Cancer Types | Head and Neck Cancers - NFCR

Head and Neck Cancers

Head and Neck Cancers

As the name implies, head and neck cancer is a group of cancers that starts within the mouth, nose, throat, larynx, sinuses or salivary glands. Head and neck cancers are the sixth most common group of cancers in the world and oftentimes considered preventable because making certain lifestyle changes significantly lowers a person’s risk.

Key Facts

  • An estimated 61,760 new cases of head and neck cancers will be diagnosed in the U.S. in 2017, with over 13,190 deaths expected to result from the diagnosis.
  • Head and neck cancers account for 3% of all cancers in the U.S.
  • Men are two to three times more likely than women to develop a head or neck cancer because of their greater use of tobacco and alcohol. However, head and neck cancers found in women have been rising for several years.
  • The consumption of tobacco (including cigarettes, cigars, pipes, and smokeless tobacco) and alcohol are the most common causes of head and neck cancers.
  • Other risk factors for head and neck cancers may include poor oral hygiene, exposure to occupational inhalants (such as asbestos or wood dust), a diet low in vegetables and fruits, gastroesophageal reflux disease, infection with the human papilloma virus (HPV) or Epstein-Barr virus and a weakened immune system.

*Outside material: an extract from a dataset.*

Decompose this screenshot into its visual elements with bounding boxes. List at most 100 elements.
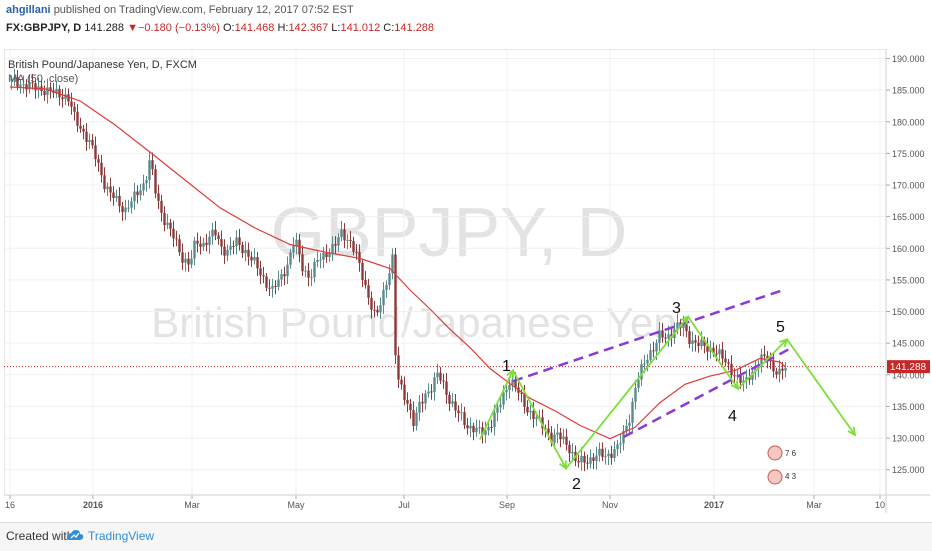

Head and Neck Cancers Research

In addition to specific projects listed below, genomics research is helping us attack head and neck cancers – and all types of cancer. NFCR has distinguished itself from other organizations by emphasizing long-term, transformative research and working to move people toward cancer genomics.

Head and Neck
61760
expected diagnoses in 2017
13190
expected deaths in 2017
3
% of all cancer diagnoses

Dr. Esther Chang, who received NFCR funding for over 20 years, has devoted her career to improving the efficacy of chemotherapy and radiation treatments. Dr. Chang and her team developed a nanoscale drug delivery system that carries anti-cancer agents (like the p53 tumor suppressor gene) directly to both primary and metastatic tumor cells. In earlier work, they found that this approach significantly enhanced a tumor’s sensitivity to chemo and radiation therapies in complex tumor models of 16 different types of cancer, including head and neck, prostate, pancreatic and breast cancer and melanoma.